None of this is impossible. None of it is shipped. The gap between "model can write in someone's voice" and "model can apply someone's knowledge" is the entire interesting research and engineering frontier in this area for the next several years.
Why I keep harping on this
I think the conflation is going to cause practical problems, soon, in two directions.
Direction one: the writers and experts whose voices are being imitated are going to assume the imitation captures their knowledge, panic, and either over-react legally or under-react strategically. The actual threat is impersonation; the assumed threat is replacement; the responses to the two are different.

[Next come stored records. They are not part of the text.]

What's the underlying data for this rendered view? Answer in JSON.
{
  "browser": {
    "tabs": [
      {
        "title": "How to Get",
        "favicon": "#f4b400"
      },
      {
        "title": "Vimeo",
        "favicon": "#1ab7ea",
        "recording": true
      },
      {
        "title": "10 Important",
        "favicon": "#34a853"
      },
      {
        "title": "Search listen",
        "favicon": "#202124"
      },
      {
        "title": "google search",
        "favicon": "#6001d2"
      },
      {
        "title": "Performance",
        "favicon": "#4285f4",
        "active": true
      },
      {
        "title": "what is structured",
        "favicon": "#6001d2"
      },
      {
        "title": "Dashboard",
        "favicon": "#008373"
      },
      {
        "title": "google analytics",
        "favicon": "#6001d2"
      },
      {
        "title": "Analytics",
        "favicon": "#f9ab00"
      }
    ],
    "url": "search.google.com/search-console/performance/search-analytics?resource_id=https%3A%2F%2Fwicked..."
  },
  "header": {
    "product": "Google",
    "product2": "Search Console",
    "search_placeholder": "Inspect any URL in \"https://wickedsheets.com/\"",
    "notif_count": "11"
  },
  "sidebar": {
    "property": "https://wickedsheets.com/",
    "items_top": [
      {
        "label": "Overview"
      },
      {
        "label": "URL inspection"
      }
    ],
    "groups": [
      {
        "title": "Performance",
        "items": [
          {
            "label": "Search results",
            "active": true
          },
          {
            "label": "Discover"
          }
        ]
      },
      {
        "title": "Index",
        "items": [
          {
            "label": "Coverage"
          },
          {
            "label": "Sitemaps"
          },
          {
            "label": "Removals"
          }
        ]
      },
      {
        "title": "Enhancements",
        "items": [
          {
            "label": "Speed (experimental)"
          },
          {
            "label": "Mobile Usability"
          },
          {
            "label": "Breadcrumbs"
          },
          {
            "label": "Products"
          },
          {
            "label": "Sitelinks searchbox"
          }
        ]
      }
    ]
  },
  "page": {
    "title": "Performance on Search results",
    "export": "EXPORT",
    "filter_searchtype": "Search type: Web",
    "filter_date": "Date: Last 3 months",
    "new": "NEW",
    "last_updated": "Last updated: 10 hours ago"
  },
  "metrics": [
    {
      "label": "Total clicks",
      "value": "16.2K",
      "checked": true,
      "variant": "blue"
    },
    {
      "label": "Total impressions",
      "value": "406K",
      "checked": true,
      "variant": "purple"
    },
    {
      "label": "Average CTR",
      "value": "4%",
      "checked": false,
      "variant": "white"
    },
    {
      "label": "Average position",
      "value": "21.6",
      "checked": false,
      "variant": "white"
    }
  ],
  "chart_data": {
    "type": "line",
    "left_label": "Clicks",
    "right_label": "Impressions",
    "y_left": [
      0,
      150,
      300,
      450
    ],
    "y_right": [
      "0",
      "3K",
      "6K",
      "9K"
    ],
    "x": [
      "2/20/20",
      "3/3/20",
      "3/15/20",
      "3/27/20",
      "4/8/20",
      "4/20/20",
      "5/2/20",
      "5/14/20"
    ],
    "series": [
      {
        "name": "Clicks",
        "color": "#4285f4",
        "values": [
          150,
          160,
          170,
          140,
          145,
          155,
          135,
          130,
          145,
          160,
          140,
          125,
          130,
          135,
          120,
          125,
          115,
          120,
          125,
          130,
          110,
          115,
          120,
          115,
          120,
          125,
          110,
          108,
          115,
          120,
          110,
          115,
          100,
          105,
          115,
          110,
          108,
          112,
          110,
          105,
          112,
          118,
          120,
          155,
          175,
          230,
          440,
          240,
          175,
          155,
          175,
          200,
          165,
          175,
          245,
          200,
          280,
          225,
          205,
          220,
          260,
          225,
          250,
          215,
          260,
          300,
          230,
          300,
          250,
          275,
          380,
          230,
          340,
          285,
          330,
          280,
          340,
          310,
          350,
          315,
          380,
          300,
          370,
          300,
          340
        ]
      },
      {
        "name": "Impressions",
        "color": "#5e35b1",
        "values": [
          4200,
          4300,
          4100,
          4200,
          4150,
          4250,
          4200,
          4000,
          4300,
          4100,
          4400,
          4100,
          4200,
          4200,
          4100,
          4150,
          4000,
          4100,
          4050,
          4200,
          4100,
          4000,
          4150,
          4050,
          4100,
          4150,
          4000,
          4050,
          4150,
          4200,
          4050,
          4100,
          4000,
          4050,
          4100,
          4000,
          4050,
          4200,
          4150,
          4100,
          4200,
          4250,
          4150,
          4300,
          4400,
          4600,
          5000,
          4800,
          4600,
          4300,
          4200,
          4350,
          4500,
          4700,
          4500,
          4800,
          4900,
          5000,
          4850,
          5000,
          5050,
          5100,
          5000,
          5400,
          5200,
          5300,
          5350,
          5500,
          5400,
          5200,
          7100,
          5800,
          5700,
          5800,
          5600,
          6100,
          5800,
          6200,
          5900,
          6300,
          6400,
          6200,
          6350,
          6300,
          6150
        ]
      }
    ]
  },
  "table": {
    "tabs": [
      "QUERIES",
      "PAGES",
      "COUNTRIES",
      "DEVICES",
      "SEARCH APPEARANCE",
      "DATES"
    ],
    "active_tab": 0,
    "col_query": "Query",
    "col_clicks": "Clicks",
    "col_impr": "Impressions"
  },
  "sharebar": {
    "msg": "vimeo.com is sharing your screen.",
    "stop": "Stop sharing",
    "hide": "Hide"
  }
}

Direction two: people building products on top of language models are going to advertise "captures expert X's knowledge" while delivering "writes in expert X's voice on questions the model is making up answers to." Some of those products will be in domains where the difference matters a lot, medical, legal, financial, technical specialties where wrong answers presented confidently are a real harm.
Keeping the distinction sharp is mostly a discipline of being precise about which capability you're discussing. The model can do the first thing. The second thing is mostly an open problem. The two get marketed as one thing because the marketing is easier when they do, and the consequences of the conflation will be borne mostly by people who weren't in the room when the marketing was decided.
Style is not knowledge. Both are interesting. Conflating them is not.